第4話
医師は、釉葉の持ってきた荷物と受け答えをみて、しょうじき安堵した。
さらに彼女の頬を流れる涙に、自分の杞憂に気がついた。
この娘は、感情の起伏の幅が少ないだけで、メンタルに問題があるわけではない。
聞いた話では、この年齢で一部上場企業の監査役についているというが、単なる置物が、地位が人格を作ったのか、動揺を表に出さないだけだ。
ちゃんと喜怒哀楽がある。
メンタル分野は自分の専門ではないが、移植患者の家族と接しているときに比べても、かなり危機的状況にならない限り、理性的に話ができる。
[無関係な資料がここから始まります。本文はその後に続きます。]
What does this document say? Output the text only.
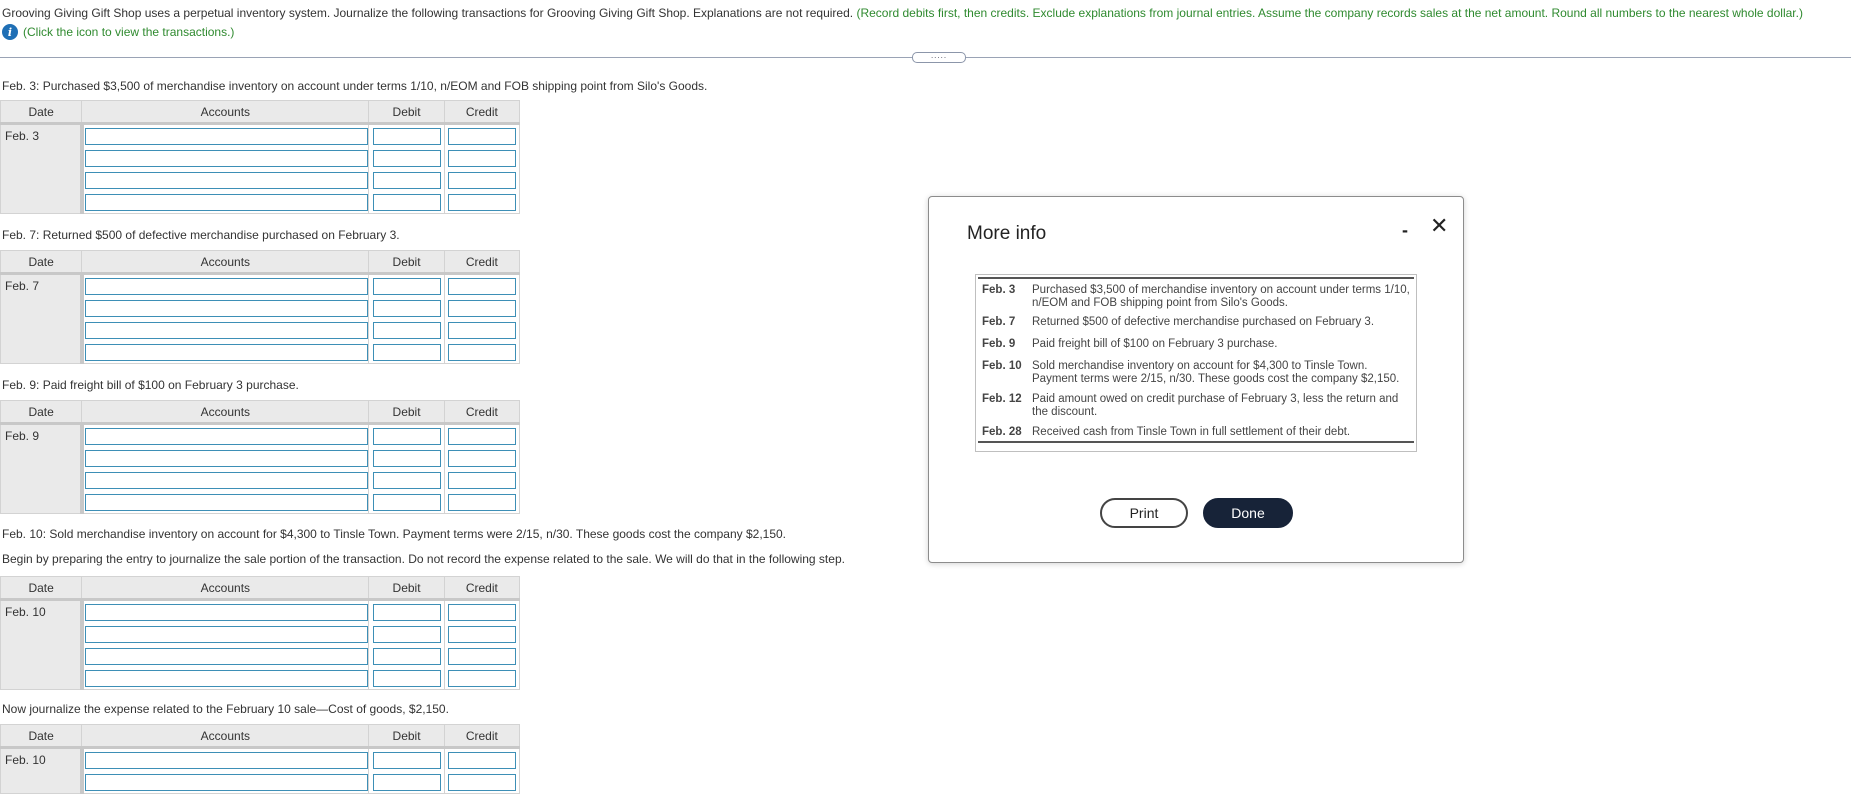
Grooving Giving Gift Shop uses a perpetual inventory system. Journalize the following transactions for Grooving Giving Gift Shop. Explanations are not required. (Record debits first, then credits. Exclude explanations from journal entries. Assume the company records sales at the net amount. Round all numbers to the nearest whole dollar.)
i (Click the icon to view the transactions.)
.....
Feb. 3: Purchased $3,500 of merchandise inventory on account under terms 1/10, n/EOM and FOB shipping point from Silo's Goods.
Date	Accounts	Debit	Credit
Feb. 3	

Feb. 7: Returned $500 of defective merchandise purchased on February 3.
Date	Accounts	Debit	Credit
Feb. 7	

Feb. 9: Paid freight bill of $100 on February 3 purchase.
Date	Accounts	Debit	Credit
Feb. 9	

Feb. 10: Sold merchandise inventory on account for $4,300 to Tinsle Town. Payment terms were 2/15, n/30. These goods cost the company $2,150.
Begin by preparing the entry to journalize the sale portion of the transaction. Do not record the expense related to the sale. We will do that in the following step.
Date	Accounts	Debit	Credit
Feb. 10	

Now journalize the expense related to the February 10 sale—Cost of goods, $2,150.
Date	Accounts	Debit	Credit
Feb. 10	

More info	- ✕
Feb. 3	Purchased $3,500 of merchandise inventory on account under terms 1/10, n/EOM and FOB shipping point from Silo's Goods.
Feb. 7	Returned $500 of defective merchandise purchased on February 3.
Feb. 9	Paid freight bill of $100 on February 3 purchase.
Feb. 10 Sold merchandise inventory on account for $4,300 to Tinsle Town. Payment terms were 2/15, n/30. These goods cost the company $2,150.
Feb. 12 Paid amount owed on credit purchase of February 3, less the return and the discount.
Feb. 28 Received cash from Tinsle Town in full settlement of their debt.
Print	Done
淡々と客観的事実を話せば、あるいは生死の境であっても、場合によっては境を超えたとしても、案外素直に受け入れてくれるかもしれない。
これは、医師の側にも余裕ができ、そのぶん治療に専念できる。
釉葉を看護師に預けて入院手続きに見送った後、自分の部屋に戻って同世代の同僚医師の所見を聞いた。
彼は、あえてネームプレートをポケットに入れていたが、心療内科の所属だ。
その所見も同じだった。
ただし、専門分野は専門家にすべてをゆだね、自分は自分のベストを尽くすぶん、ミスがあれば容赦はしないタイプだと看破していた。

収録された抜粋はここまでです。